Consumers Moving from Private Label Credit Cards to Point-of-Sale Loans
Consumers are beginning to change the way they finance large in-store purchases. According to the Q1 2019 TransUnion Insights Report, shoppers are starting to shift to point-of-sale loans in place of private label credit cards.
A private label credit card is store-specific. It offers a revolving line of credit, but only for a particular store. The cards typically come with a rewards program or no-interest financing for a certain length of time, but they cannot be used at other retailers.
Point-of-sale loans are an alternative source of financing. Consumers can get a loan for their purchase, along with a defined set of monthly payments. This credit line is not revolving. It is a finite option for a specific transaction.
For the ninth quarter in a row, private label credit cards have experienced a decline in growth. There were over 126 million private label cards in circulation in the first quarter of 2017. That dropped to 122 million in 2018 and 120 million in 2019.
TransUnion attributes the decline to the increased opportunity for point-of-sale loans, as well as peaked interest in rewards credit cards.

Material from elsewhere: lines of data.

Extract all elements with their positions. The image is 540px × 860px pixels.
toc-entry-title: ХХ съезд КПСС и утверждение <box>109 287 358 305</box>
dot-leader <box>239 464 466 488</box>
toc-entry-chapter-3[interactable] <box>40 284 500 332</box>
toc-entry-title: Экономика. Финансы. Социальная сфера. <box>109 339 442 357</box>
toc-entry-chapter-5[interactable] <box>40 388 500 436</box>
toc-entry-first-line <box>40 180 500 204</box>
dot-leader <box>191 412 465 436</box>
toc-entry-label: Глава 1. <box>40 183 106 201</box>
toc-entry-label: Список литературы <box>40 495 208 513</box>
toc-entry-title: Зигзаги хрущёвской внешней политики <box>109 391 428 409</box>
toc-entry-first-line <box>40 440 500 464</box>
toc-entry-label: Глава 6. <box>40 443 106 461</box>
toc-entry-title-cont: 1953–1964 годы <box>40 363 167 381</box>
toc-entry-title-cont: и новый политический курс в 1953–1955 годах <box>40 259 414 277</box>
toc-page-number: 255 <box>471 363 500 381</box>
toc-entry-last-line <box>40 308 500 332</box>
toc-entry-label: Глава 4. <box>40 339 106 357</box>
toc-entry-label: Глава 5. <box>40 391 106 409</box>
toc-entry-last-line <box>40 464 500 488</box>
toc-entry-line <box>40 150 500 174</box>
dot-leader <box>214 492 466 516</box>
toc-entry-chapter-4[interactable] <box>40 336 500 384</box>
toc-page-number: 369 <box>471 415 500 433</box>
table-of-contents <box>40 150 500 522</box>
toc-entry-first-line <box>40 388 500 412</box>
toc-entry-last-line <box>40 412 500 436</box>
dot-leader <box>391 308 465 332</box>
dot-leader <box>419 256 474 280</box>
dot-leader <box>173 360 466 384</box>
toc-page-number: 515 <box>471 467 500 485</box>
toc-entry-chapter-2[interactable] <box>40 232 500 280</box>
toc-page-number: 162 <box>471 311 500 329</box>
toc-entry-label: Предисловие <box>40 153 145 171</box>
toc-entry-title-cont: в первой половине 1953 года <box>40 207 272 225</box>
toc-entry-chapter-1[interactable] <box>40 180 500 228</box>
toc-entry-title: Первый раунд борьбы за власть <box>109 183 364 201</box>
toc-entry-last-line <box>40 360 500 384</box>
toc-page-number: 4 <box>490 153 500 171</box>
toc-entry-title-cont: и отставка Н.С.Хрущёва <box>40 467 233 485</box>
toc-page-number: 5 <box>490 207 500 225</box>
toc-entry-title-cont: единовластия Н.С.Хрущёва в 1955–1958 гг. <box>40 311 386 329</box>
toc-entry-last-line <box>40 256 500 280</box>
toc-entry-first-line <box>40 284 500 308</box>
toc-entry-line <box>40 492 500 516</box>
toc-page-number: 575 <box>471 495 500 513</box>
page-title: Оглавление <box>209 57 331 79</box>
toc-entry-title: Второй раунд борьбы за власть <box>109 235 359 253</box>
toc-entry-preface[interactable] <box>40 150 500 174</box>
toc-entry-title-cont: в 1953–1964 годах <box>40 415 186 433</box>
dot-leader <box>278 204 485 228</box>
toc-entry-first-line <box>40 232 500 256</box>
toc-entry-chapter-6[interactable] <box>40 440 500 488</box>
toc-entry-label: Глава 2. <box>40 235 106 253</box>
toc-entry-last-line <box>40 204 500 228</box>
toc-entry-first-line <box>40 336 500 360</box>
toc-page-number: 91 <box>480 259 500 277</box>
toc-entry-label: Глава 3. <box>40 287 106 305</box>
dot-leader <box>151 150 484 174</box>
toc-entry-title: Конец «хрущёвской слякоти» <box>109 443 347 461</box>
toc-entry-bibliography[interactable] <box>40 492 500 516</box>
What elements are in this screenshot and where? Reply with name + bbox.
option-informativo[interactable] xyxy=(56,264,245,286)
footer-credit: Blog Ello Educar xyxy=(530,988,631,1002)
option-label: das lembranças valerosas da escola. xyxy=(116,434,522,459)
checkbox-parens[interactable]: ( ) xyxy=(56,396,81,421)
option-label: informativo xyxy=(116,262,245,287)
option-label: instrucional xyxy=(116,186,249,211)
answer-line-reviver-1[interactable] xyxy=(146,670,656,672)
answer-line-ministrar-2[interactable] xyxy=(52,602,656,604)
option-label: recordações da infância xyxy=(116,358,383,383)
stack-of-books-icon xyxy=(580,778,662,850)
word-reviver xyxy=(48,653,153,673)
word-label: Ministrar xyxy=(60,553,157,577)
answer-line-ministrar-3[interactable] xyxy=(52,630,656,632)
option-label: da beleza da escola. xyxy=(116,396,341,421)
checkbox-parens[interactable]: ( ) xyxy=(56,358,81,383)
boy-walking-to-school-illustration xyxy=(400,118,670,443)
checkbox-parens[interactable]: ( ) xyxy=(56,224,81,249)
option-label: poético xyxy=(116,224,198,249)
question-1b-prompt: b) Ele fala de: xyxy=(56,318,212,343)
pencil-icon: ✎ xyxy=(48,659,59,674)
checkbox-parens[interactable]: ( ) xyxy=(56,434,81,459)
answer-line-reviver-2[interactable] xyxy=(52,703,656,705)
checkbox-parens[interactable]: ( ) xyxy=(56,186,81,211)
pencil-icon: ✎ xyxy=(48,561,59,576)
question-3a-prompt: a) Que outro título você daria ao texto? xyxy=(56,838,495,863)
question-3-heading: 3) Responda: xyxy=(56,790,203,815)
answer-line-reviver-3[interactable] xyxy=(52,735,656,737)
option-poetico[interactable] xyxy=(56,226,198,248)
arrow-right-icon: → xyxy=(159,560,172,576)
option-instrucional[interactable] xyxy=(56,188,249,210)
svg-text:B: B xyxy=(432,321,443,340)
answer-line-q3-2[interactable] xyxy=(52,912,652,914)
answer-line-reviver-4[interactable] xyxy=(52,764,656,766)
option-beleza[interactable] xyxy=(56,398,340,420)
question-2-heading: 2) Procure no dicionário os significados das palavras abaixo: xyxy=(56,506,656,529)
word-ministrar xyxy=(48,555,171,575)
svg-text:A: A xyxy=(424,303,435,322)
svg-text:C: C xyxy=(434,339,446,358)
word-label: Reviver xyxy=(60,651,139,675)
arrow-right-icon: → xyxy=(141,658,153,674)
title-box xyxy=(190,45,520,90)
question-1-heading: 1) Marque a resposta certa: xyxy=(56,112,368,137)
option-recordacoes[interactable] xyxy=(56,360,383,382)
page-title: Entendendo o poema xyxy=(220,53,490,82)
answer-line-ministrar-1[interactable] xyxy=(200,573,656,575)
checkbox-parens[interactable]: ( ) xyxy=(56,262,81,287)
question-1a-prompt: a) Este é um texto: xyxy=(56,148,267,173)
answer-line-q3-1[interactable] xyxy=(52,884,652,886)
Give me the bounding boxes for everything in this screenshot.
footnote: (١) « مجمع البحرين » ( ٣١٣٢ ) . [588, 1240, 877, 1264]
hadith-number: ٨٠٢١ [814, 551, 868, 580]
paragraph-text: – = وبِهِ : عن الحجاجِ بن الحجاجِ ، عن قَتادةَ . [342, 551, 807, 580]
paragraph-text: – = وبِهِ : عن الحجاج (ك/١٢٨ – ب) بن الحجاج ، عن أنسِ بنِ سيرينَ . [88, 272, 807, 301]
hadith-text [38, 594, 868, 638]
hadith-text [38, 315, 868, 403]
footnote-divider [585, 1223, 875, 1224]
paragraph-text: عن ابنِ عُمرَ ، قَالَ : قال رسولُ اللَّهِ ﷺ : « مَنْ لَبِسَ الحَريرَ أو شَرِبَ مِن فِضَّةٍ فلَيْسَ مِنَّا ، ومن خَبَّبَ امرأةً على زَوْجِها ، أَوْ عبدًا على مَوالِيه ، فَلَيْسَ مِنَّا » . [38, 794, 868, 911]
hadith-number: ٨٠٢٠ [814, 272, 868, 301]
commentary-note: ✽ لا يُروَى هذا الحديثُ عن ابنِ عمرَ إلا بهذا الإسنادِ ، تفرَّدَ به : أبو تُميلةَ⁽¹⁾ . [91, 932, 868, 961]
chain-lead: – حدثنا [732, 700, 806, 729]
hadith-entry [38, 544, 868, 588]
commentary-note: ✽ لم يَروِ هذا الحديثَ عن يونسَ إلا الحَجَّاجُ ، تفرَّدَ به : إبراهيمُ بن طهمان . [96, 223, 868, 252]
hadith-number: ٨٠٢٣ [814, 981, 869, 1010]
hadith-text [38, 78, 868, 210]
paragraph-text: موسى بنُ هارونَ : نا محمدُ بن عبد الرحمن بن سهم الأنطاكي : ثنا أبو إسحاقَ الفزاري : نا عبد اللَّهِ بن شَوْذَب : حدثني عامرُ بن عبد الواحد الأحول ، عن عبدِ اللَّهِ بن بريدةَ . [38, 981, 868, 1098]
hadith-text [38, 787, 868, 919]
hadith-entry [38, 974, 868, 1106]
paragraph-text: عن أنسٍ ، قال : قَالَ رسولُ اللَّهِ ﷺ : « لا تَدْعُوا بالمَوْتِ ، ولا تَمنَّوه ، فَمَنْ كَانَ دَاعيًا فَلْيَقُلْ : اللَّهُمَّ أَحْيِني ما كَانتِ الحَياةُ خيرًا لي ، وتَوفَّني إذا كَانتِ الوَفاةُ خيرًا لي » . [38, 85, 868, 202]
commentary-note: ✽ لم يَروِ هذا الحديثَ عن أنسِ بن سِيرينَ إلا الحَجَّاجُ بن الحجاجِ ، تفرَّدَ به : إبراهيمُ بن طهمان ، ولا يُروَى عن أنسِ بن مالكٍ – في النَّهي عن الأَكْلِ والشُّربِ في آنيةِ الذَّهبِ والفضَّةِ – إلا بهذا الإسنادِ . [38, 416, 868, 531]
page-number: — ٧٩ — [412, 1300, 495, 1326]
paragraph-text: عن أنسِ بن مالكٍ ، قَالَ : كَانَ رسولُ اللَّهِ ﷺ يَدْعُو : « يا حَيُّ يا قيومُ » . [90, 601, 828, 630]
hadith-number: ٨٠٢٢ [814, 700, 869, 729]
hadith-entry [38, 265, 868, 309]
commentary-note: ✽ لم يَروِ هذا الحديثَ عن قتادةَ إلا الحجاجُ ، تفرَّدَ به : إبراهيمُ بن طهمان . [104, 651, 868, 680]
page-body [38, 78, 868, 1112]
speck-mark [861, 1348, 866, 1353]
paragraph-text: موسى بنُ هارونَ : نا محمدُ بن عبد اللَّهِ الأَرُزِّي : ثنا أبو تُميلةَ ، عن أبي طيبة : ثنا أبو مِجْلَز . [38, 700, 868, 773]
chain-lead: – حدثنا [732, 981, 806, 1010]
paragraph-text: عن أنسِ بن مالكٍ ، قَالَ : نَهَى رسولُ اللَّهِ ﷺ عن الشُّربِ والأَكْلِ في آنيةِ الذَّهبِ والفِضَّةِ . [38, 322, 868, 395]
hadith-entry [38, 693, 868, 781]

“Consumers are increasingly opting to cash in on their preferred credit card reward program rather than apply for a new private label card,” said Paul Siegfried, credit card business leader at TransUnion.
The shift doesn’t stop with physical retailers. Last year, a Splitit survey found 35% of consumers are more likely to make a large online purchase if they have the option of 0% financing. A study from Klarna found 75% of consumers preferred to shop with stores that offered instant financing. Buyers want to finance large purchases. But a greater number of consumers don’t want a credit card to do be that source of financing.